Northern Angel Summit: An opportunity for northern BC innovators, investors
Keeping ideas and people in the North, by creating opportunities for investment in innovation is the focus of a new Dragon’s Den-style competition launched this spring in Central and Northern British Columbia.
“How do innovative ideas get funded? Not just innovative ideas, but any ideas, especially if you’re up in an area of the province which is sort of forgotten by a lot of the investment capital that exists in British Columbia,” Shannon Stange, Northern Innovation Network’s Northeast Regional Innovation Liaison said at a recent Fort St. John & District Chamber of Commerce luncheon.

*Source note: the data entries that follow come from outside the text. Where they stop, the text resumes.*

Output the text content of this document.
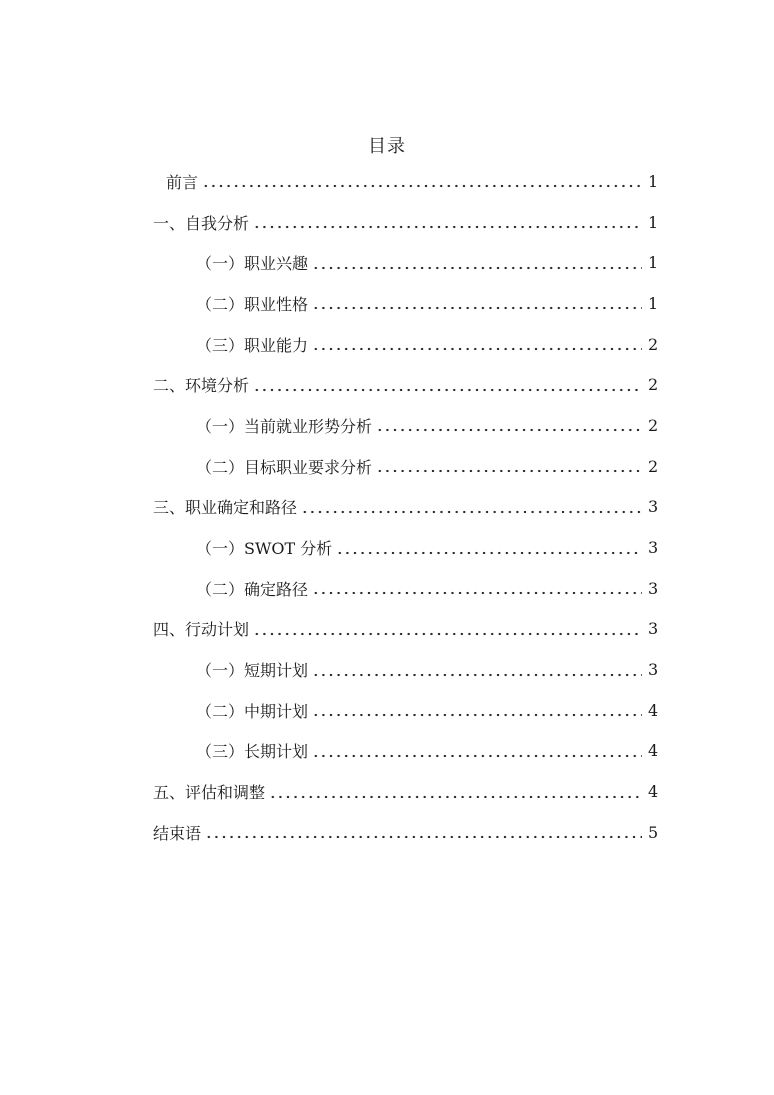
目录
前言	1
一、自我分析	1
（一）职业兴趣	1
（二）职业性格	1
（三）职业能力	2
二、环境分析	2
（一）当前就业形势分析	2
（二）目标职业要求分析	2
三、职业确定和路径	3
（一）SWOT 分析	3
（二）确定路径	3
四、行动计划	3
（一）短期计划	3
（二）中期计划	4
（三）长期计划	4
五、评估和调整	4
结束语	5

Most of the investment capital in the province is focussed on the southern part of British Columbia, leaving the innovative, hard-working people of the North without the opportunity to capitalize on their ideas. Southern BC investors don’t understand the northern market or want to take the time to learn it, Stange said. So, innovators and inventors end up going to Alberta for early-stage capital funding, where they do understand and that talent is then ultimately lost to northern BC.
Some of the most creative and innovative people in BC are in the North, Stange said, and the Northern Innovation Network wants to give them an opportunity to get their ideas to market while keeping that innovation and business in the North.
“To get an idea off the ground up here, takes millions of dollars,” he said. It’s not like developing apps. “Our needs for investment capital are very different than that digital start-up app that’s going to be selling for five bucks.”
That’s where the Northern Innovation Network (NIN) and the Northern Angel Summit comes in.
“We’re trying to create a different environment, so we can avoid having an exodus of business ideas and job creation out of our region and into provinces very willing to fund that sort of stuff,” said Stange.
The Northern Angel Summit, he said, is using the idea of the CBC show Dragon’s Den and creating a competition to “create our own economy around investing in Northern ideas, by Northern people, with Northern money.”
“If we’re able to create an economy around that, basically spearheaded by a competition, we’re able to then attract ideas from our own people, get those ideas funded by our own businesspeople and keep those ideas here in our communities.”
The Northern Angel Summit is open to what Stange calls business founders, visionary founders who have an idea for an innovation, or someone who wants to grow their business, and creating a Dragon’s Den type of situation, where the founders give up an equity stake in their company in exchange for early-stage capital.
To be a founder, all you need is a business idea or innovation that requires a minimum investment of $100,000.
In addition to the 24 founders who will be pitching their ideas and businesses, the Northern Innovation Network is looking for up to 20 Northern Angel investors, who are willing to fund early-stage capital. But capital is not the only thing these Angel investors will bring to the table. Stange and NIN are looking to these investors to bring their experience to the Summit as well.
“The Angels themselves are bringing their money in as the funding source for the winner of the competition,” Stange said. “Only one of these pitches is going to be successful, and that one will win an investment in their business of up to $100,000.”
The business need must be between $100,000 and $1 million, and the Angels need to be accredited investors, he said.
These investors are entrepreneurs themselves, businesspeople who can bring to the founders their insights, marketing expertise and ability to make connections in various industries.
“They’ll leverage those relationships as well as the money, to get the idea off the ground.”
The competition will take place over a ten-week period, over that period, the Angels will choose who continues, until there is only one Founder left.
Stange says that point of this competition is not to fund one business, but to create the economy around investing in the North. Heavy on the relationship building side of things because goal is not to create a competition but to raise up a network.
The competition ends on September 25, and so on September 26 and afterwards, founders who have been networking with the investors all summer, participating in training programs, learning from industry experts on how to pitch to investors and being mentored by them, will then have access to all the wisdom and capital in the competition.
“That’s the ultimate goal of where we’re going with this,” Stange said. “To create an innovative space around guys who have ideas, and the collaborative relational connective network of start-up capital available through an Angel network.”
Northern Innovation Network, formerly HubSpace, is a non-profit, primarily government-funded organization similar to Community Futures, which helps those with innovative business ideas, especially ones that involve technology get funding and training, in Northern and Central BC. Works with people with innovative ideas, can help with patenting of those ideas and inventions. Not just companies that are starting, but ones in the growth phase, where they might need mentoring to get their company stable and strong all the way up to getting ready for their first IPO (Initial Public Offering).
There are still spots open for both founders and Angel investors in the inaugural Northern Angel Summit. Although funding to run the competition has been secured for the first of three years, sponsorship opportunities are available.